左手と右手のタイトルマッチ

 ただいまよりぃぃ、第1回ぃぃ、主の身体タイトルマッチ、決勝戦を行いますっ。


 赤コーナーぁぁ、左半身所属ぅ、左手ぇぇぇぇっ!!


 さぁ、左手選手が入場します。

 物心ついた頃、利き手を奪われてしまった左手。以来数十年に渡って右手のサブ的立ち位置に甘んじてきました。長年の屈辱を晴らせるかどうか、注目の一戦です。


 続きましてぇぇ、青コーナーぁぁ、右半身所属ぅ、右手ぇぇぇぇっ!!


 来ました、右手です。

 主の絶対的信用を勝ち取った不動のエース、不動の利き手。お箸、鉛筆、ボール投げからナイフさばきまで、数々の経験を積んできた、まさにオールラウンダーです。


 本日の解説には生まれて間もなく主の身体への役割を失った、おへそさんにお越しいただいています。おへそさん、よろしくお願い致します。


 お願いします。言うても胎内での大事な時期をささえてきた経験がありますんで、自分なりの視点で解説できたら、思います。


 ありがとうございます。主は出生の直前に関西から関東へと転居しています。その影響で、主の身体部位の中でおへそさんだけが、関西弁になっております。あらかじめご了承ください。


 なんでご了承取んねや。


 さあ、いよいよゴングです。


 ラーーーーーウンド、ワーーーーーン、ファイッ!!


 はじまりました、世紀の一戦。

 今日で主の身体の一番えらいやつが決まります。下馬評では右手圧勝の声が多く集まりましたが、勝負は時の運。左手、番狂わせなるか。


 おーっと、左手、いきなりけしかけた。

 これは……じゃんけん、ですかね?


 そうですねぇ。まぁじゃんけんやったら利き手も非利き手も関係あらへんし。
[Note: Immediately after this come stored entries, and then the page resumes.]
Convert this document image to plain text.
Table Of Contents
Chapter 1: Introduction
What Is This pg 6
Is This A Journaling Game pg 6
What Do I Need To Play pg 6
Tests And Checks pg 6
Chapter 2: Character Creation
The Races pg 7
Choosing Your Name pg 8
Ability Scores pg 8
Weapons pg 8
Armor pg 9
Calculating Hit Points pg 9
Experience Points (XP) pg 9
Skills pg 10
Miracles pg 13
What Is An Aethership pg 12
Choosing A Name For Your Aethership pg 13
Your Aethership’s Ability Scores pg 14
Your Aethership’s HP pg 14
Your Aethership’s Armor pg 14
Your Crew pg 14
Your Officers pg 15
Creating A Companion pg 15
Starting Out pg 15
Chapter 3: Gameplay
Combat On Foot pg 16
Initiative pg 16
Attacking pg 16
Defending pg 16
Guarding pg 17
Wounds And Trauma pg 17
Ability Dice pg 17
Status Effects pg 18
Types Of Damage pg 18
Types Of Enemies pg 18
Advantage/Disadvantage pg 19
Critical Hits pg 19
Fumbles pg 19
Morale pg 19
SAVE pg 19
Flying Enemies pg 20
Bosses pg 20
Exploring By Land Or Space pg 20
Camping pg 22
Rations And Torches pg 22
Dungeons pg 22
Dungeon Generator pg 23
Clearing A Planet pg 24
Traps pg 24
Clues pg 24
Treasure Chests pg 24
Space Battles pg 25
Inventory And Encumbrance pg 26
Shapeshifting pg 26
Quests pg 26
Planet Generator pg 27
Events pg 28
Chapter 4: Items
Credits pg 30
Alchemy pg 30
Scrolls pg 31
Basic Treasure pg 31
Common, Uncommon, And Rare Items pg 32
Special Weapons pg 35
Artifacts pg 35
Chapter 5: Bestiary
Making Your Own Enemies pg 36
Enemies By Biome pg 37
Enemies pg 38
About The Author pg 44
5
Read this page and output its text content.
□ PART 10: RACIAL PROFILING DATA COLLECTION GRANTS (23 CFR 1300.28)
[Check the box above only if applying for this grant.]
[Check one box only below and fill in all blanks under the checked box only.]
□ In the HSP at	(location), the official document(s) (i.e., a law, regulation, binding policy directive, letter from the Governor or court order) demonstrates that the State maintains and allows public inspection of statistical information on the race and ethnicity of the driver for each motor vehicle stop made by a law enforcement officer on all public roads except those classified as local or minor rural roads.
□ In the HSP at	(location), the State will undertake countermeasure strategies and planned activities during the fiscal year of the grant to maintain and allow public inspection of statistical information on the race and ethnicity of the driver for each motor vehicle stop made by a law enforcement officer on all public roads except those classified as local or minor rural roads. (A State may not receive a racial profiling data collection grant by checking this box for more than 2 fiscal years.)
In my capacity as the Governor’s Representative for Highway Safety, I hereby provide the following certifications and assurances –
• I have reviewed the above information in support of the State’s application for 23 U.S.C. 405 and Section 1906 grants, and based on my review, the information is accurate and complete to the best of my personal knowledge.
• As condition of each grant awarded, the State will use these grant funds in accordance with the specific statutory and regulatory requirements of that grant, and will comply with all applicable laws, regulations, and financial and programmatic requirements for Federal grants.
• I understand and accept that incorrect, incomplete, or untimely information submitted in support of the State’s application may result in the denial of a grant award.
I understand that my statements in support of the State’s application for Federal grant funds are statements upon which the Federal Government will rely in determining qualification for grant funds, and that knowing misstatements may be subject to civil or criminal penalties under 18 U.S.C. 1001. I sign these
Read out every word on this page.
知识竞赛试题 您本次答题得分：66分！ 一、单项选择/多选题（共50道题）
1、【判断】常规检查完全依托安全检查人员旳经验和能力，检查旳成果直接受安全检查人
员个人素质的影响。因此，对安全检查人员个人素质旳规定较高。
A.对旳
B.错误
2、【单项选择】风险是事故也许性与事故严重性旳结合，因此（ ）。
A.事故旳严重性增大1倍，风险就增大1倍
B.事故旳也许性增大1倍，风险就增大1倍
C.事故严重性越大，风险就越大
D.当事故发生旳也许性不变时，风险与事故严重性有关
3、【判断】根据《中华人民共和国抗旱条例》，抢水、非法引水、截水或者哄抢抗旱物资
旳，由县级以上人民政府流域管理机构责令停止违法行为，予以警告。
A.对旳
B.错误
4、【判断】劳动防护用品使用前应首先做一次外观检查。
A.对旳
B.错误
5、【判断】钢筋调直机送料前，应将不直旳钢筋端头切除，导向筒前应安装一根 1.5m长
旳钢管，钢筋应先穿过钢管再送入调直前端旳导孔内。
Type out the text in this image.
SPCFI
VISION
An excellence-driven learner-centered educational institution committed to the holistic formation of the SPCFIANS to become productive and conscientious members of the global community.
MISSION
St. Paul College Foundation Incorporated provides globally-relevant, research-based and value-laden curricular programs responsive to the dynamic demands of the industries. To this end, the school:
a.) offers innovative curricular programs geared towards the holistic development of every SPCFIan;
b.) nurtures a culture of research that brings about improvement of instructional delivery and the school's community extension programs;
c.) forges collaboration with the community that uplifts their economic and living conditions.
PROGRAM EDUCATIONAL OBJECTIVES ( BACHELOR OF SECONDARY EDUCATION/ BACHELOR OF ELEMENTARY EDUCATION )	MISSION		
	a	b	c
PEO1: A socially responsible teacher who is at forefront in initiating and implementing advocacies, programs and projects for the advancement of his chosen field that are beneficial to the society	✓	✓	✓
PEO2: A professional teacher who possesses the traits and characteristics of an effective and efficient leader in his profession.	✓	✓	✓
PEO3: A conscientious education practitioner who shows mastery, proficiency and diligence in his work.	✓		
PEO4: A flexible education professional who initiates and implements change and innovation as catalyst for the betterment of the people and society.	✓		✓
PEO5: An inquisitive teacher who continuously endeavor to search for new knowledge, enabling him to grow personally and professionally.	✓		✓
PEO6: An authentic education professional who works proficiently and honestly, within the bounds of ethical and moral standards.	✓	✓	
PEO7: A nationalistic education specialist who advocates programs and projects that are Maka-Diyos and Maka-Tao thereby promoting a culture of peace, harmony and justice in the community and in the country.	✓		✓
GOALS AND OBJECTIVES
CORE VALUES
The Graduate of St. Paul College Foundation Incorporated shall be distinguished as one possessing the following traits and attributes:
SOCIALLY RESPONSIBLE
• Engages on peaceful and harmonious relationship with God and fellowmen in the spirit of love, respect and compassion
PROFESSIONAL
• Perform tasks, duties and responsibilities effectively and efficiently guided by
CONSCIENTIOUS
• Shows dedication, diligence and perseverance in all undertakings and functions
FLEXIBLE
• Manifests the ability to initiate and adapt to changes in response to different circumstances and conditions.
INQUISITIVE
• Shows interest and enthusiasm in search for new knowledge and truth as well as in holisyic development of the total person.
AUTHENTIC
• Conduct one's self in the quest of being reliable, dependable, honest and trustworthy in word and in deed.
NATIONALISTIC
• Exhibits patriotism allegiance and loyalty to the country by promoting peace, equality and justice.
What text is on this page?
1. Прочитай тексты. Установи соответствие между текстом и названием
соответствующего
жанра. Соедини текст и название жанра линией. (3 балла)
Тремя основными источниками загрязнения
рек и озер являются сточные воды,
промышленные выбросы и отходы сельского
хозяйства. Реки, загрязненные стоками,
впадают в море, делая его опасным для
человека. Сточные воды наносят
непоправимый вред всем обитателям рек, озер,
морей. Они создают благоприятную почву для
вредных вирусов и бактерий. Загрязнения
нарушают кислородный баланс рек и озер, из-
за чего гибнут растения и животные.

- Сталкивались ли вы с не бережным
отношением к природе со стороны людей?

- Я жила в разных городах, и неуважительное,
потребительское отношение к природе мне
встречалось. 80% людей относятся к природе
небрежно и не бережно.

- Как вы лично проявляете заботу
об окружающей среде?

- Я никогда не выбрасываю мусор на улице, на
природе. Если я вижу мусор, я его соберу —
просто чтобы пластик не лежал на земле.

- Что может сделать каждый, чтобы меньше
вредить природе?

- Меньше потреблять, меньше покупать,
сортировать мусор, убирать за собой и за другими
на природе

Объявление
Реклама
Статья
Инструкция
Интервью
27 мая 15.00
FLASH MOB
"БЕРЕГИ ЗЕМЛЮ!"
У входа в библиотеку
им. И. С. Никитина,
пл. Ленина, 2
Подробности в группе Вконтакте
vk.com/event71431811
主は右手で出すフリして左手で出す、みたいな姑息なワザもよう使ってはったから、左手もワンチャンある思ったんちゃいますかね。


 なるほど。さあ熾烈しれつなじゃんけん争い、両者一歩もゆずりません。

 すでにあいこは百回を超えました。

 このまま同じ手を出し続けるのか。はたして……。


 おおっと、グーを出すように見えた右手、そのまま左手に殴りかかりました。


 左手もパーのまま、うまく受け止めはった。ミット打ちみたいやね。


 左手も負けていません。このまま直接対決になるのか。

 おや、左手が打撃戦を嫌って、右手の指を掴みました。おへそさん、これは……?


 ストレッチやなぁ。

 主は腱鞘炎で手首を痛めとるから、右手の指を逆方向に曲げるように伸ばしたら、めちゃ痛いはずやわ。


 なるほど、左手、うまく右手の弱点を攻めて主導権を握ったか。

 おっとー? これはいけません。右手の中指立てです。

 不適切な表現は指導の対象となります。


 あっはっはっ、左手も親指を下に向けて「地獄に堕ちろ」やっとるわ。


 両者、審判から指導が入ります。

 ……おおおおおっ!?

 ジャッジに不服だったようです、両者から同時に、審判の顔さんにグーパンチが炸裂しました。


 クリーンヒットやなぁ。


 なんだなんだ、機材トラブルか!? 突然、画面が真っ暗になってしまいました。


 主が気絶してもたんやなぁ。


 気絶です。選手の暴走により、モニター機能が停止してしまったため、試合は一時中断となります。

 再開まで今しばらくお待ち下さい。